If you’ve ever lived on or near a farm that raises chickens you probably already know just how incredibly loud roosters are. The old depictions of a rooster waking up everyone within earshot is quite accurate, and their piercing bellows can be downright painful if you’re standing right next to one. Scientists have often wondered why roosters are seemingly immune to their own intense vocalizations, and a new study finally reveals the answer: they have built-in earplugs.
Researchers from a pair of universities in Belgium just published a study in the journal Zoology that details the mechanism that prevents roosters from damaging their own hearing.

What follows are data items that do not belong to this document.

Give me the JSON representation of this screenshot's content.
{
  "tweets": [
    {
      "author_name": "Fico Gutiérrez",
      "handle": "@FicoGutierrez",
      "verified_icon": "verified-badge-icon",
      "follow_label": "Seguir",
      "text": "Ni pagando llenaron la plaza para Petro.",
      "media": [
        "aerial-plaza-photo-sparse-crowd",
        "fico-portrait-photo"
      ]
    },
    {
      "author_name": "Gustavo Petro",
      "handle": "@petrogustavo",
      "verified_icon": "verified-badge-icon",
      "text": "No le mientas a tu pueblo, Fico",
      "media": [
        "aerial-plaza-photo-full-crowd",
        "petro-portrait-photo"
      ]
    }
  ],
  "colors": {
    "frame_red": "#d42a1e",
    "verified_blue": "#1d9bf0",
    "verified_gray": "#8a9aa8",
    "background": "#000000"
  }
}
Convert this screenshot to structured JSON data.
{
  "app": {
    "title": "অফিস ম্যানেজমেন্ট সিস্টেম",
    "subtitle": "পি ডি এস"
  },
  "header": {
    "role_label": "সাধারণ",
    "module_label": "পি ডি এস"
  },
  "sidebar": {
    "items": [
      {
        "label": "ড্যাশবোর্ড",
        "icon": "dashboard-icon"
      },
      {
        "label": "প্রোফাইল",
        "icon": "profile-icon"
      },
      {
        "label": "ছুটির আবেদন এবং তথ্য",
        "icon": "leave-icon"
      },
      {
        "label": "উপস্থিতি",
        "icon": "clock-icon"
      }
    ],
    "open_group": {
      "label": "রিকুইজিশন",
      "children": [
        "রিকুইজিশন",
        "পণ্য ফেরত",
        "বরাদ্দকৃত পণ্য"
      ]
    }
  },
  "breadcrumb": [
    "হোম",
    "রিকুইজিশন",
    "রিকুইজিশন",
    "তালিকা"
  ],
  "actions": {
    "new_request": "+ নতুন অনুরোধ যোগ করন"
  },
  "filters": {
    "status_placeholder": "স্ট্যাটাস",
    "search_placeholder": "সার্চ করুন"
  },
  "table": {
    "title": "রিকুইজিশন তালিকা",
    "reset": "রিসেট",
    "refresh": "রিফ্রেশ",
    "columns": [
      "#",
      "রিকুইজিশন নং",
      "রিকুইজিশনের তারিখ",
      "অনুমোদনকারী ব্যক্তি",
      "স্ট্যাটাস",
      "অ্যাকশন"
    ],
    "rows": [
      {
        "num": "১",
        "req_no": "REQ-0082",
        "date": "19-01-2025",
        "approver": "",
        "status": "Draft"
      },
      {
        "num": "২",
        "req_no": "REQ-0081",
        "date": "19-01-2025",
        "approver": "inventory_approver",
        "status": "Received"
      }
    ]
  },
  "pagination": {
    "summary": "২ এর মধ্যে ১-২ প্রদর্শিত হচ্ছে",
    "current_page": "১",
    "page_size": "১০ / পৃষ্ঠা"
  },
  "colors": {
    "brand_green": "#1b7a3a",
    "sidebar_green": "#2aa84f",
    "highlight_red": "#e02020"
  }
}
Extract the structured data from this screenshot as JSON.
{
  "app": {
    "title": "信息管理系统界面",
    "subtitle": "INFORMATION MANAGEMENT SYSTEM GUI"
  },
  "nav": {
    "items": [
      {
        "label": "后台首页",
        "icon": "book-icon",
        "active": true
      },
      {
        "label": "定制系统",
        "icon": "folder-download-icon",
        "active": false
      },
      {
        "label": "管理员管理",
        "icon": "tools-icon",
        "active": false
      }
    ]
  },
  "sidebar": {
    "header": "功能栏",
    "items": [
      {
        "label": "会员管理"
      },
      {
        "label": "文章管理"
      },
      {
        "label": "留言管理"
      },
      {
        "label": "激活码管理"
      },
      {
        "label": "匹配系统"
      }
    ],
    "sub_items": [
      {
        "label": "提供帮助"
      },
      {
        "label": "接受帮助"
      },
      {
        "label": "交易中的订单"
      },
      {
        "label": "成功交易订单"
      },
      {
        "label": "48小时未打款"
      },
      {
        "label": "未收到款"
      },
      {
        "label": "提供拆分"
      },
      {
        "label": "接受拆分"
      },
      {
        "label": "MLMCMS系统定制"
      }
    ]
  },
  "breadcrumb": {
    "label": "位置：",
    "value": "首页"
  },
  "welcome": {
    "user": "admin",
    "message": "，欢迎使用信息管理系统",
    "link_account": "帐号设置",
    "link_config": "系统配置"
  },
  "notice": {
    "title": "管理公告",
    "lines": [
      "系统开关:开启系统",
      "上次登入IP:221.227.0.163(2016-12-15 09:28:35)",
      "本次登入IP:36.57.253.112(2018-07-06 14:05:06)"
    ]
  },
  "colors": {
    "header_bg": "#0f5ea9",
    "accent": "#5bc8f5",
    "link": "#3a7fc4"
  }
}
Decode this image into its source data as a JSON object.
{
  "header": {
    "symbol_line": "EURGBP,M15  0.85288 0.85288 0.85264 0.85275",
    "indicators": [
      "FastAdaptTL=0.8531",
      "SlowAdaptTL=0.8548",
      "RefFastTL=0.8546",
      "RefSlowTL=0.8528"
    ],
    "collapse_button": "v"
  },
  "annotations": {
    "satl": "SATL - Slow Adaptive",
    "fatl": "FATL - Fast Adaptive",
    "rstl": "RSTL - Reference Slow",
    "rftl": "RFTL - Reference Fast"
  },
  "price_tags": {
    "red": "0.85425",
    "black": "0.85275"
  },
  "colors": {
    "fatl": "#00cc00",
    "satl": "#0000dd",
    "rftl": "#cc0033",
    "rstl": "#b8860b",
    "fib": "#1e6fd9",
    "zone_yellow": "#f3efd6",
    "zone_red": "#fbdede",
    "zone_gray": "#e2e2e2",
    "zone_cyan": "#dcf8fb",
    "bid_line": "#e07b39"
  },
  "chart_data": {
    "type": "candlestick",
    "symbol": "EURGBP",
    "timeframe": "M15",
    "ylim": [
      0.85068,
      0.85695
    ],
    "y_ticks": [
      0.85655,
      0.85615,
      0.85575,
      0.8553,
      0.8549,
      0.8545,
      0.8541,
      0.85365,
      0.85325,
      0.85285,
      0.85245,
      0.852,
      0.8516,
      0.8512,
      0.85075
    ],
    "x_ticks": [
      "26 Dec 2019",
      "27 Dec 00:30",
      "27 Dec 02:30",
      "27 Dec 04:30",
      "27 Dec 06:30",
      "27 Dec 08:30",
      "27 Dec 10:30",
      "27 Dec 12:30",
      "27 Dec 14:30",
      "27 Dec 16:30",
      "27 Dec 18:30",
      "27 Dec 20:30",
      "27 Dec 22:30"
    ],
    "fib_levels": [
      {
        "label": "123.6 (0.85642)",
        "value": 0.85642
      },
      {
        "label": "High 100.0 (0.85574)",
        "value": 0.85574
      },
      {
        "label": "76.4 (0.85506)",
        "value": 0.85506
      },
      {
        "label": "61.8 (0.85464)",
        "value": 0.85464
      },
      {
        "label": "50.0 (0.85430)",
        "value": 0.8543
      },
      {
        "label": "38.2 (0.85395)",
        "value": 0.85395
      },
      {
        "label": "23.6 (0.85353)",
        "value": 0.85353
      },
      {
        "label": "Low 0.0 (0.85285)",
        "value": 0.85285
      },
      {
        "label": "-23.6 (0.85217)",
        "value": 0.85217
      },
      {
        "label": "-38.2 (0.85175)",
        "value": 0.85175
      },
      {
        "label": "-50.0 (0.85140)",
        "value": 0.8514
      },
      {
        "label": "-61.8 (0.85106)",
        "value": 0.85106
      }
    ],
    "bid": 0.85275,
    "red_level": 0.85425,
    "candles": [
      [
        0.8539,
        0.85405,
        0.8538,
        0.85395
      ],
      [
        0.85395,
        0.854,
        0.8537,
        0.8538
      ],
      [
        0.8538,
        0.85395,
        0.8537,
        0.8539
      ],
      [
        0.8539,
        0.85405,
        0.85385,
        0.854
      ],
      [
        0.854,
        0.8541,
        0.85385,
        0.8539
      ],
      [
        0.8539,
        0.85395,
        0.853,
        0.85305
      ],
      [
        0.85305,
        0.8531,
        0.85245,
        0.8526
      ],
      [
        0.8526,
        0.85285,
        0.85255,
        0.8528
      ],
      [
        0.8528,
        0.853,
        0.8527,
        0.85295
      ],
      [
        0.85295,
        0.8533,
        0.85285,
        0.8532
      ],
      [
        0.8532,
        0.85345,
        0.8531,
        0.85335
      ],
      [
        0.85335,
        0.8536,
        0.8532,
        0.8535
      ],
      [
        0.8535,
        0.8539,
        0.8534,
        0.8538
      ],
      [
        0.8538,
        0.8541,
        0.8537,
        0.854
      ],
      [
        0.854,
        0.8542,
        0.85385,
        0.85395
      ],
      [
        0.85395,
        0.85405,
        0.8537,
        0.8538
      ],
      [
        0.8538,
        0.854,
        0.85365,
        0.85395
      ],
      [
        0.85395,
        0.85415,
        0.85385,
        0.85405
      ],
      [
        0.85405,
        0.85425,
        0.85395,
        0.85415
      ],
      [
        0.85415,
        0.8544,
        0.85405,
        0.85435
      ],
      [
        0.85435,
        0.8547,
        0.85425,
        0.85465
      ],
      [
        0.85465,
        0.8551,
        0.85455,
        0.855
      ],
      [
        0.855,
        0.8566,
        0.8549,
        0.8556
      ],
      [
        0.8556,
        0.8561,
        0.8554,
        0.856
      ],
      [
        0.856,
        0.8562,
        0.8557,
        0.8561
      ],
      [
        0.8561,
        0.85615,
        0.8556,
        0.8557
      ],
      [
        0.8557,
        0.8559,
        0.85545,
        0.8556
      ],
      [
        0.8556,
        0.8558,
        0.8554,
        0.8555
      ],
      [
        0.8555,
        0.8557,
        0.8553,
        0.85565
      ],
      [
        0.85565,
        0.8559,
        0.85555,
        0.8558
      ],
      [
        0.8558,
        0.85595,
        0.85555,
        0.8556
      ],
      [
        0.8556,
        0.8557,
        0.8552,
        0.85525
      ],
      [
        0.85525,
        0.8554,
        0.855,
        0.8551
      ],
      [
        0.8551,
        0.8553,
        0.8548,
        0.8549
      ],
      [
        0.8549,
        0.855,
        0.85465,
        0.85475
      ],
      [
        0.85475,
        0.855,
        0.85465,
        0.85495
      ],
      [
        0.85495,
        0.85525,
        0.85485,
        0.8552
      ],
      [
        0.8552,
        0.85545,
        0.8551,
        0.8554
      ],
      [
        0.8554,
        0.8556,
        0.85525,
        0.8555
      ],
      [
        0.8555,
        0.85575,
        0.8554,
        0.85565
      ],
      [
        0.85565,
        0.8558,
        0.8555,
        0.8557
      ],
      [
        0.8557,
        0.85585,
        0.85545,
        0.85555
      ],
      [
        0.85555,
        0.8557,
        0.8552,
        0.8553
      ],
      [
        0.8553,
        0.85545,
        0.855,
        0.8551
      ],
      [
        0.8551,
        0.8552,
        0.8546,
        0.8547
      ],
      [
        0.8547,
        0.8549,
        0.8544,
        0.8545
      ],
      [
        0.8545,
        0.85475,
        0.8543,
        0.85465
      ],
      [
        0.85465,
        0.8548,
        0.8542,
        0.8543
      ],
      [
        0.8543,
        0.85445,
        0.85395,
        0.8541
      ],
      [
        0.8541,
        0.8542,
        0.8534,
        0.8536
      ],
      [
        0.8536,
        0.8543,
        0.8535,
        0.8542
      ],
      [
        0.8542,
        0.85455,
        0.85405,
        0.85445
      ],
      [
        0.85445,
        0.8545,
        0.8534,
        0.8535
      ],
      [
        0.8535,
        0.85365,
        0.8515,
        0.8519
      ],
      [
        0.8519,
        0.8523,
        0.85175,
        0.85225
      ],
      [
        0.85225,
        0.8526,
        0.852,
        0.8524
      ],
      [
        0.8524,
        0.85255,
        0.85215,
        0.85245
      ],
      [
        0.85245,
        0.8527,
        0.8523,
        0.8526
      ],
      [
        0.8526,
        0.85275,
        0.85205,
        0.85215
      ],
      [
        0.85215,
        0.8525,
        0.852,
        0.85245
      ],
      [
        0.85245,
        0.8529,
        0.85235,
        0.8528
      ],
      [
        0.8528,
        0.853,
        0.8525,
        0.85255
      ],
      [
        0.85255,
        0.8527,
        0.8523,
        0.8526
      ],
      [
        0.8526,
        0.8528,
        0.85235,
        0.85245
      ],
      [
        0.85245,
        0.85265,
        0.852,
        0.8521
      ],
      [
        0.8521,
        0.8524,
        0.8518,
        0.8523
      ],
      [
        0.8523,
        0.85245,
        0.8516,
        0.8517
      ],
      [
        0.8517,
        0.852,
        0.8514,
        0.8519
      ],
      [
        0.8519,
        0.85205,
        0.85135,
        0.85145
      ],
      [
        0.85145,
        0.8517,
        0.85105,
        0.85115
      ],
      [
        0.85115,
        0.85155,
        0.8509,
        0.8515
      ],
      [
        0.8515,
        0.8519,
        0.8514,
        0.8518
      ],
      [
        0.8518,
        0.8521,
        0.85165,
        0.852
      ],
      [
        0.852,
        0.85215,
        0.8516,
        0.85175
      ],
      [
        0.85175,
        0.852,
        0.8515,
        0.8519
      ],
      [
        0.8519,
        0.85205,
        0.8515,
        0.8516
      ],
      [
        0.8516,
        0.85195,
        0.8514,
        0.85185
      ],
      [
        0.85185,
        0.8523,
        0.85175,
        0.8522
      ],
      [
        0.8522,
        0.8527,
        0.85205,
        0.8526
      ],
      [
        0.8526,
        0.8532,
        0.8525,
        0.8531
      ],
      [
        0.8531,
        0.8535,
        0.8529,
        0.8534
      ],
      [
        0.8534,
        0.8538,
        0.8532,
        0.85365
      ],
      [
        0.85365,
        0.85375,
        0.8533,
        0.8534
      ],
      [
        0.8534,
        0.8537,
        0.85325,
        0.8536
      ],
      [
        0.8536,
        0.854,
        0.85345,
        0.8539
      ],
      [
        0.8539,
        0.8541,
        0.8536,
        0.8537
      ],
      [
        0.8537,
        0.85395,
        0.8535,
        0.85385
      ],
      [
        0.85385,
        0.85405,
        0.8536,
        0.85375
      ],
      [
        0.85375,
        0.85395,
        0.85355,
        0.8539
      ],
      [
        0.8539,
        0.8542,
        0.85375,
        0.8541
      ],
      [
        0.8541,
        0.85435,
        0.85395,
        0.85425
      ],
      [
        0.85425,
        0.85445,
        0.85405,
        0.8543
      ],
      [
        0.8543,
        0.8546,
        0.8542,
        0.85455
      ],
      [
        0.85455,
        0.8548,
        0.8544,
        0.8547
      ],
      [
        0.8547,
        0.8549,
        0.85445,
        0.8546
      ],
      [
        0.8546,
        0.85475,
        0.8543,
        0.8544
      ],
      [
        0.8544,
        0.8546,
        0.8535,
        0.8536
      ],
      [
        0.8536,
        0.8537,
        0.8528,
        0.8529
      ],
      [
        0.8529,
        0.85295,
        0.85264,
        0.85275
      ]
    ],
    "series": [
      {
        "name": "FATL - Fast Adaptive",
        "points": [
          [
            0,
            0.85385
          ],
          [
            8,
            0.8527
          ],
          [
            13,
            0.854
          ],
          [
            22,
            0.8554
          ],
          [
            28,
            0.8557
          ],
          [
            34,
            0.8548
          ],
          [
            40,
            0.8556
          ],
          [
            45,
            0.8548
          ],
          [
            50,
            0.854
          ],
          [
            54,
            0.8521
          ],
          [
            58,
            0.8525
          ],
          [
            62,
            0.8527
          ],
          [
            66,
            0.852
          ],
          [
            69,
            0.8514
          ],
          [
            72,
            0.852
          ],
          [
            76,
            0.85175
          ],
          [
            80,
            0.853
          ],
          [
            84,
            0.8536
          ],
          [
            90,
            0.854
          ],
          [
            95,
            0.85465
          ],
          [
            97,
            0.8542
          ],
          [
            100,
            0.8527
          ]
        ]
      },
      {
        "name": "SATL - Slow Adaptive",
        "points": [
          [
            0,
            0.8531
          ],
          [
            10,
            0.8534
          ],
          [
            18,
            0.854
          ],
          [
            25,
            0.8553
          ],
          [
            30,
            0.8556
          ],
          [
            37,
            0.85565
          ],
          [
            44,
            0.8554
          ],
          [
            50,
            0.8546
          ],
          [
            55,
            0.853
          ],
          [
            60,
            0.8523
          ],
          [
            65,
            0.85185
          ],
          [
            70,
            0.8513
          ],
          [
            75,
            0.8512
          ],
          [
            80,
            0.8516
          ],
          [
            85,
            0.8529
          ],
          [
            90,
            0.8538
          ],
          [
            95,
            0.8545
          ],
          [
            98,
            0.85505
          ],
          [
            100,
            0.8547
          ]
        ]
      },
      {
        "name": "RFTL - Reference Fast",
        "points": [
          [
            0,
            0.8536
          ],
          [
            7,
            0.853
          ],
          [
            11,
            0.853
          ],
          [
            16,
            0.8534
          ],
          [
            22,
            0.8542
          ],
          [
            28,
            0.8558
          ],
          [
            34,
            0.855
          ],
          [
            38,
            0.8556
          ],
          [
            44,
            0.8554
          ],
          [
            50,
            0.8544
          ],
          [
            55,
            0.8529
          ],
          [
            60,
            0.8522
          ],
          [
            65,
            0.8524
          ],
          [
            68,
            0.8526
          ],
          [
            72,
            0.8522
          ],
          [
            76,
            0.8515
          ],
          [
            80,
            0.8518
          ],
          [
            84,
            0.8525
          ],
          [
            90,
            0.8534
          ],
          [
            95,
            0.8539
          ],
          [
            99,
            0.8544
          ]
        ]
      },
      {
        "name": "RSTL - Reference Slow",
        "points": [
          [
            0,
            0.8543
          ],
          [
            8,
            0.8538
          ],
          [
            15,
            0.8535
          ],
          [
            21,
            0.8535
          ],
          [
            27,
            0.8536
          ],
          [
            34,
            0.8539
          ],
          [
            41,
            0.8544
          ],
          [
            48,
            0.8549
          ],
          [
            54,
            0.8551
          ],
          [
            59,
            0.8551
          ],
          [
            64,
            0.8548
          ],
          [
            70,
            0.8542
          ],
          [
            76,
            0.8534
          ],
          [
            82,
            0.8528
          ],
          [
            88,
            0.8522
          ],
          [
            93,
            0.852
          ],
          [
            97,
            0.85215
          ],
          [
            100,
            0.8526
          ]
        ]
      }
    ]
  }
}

The first step in their quest for answers was to determine just how loud a rooster’s crowing actually is, and after sampling several different roosters the data indicated an average intensity of over 100 decibels. That’s roughly as loud as a car horn, and right at the “threshold of discomfort” for human hearing and it’s loud enough to cause deafness over time with repeated exposure.
After close examination of the skull structure of the birds the researchers realized that they actually have a built-in defense against loud sound in the form of small flaps of tissues that act like a barrier. When a rooster adjusts its head and neck as it begins to crow, the small bits of tissue actually close up the ear canal, which effectively acts as an earplug and dampens the noise significantly.
On top of that, the study reveals that roosters are actually able to regenerate the tiny hair cells deep within the ear that can become damaged from loud noises. Humans don’t have that same ability, which is why deafness caused by loud sounds is typically permanent for us. For roosters, a degree of deafness would likely only be temporary if it happened at all.
“Micro-CT scans of a rooster and chicken head show that in roosters the auditory canal closes when the beak is opened,” the researchers write. “In hens the diameter of the auditory canal only narrows but does not close completely. A morphological difference between the sexes in shape of a bursa-like slit which occurs in the outer ear canal causes the outer ear canal to close in roosters but not in hens.”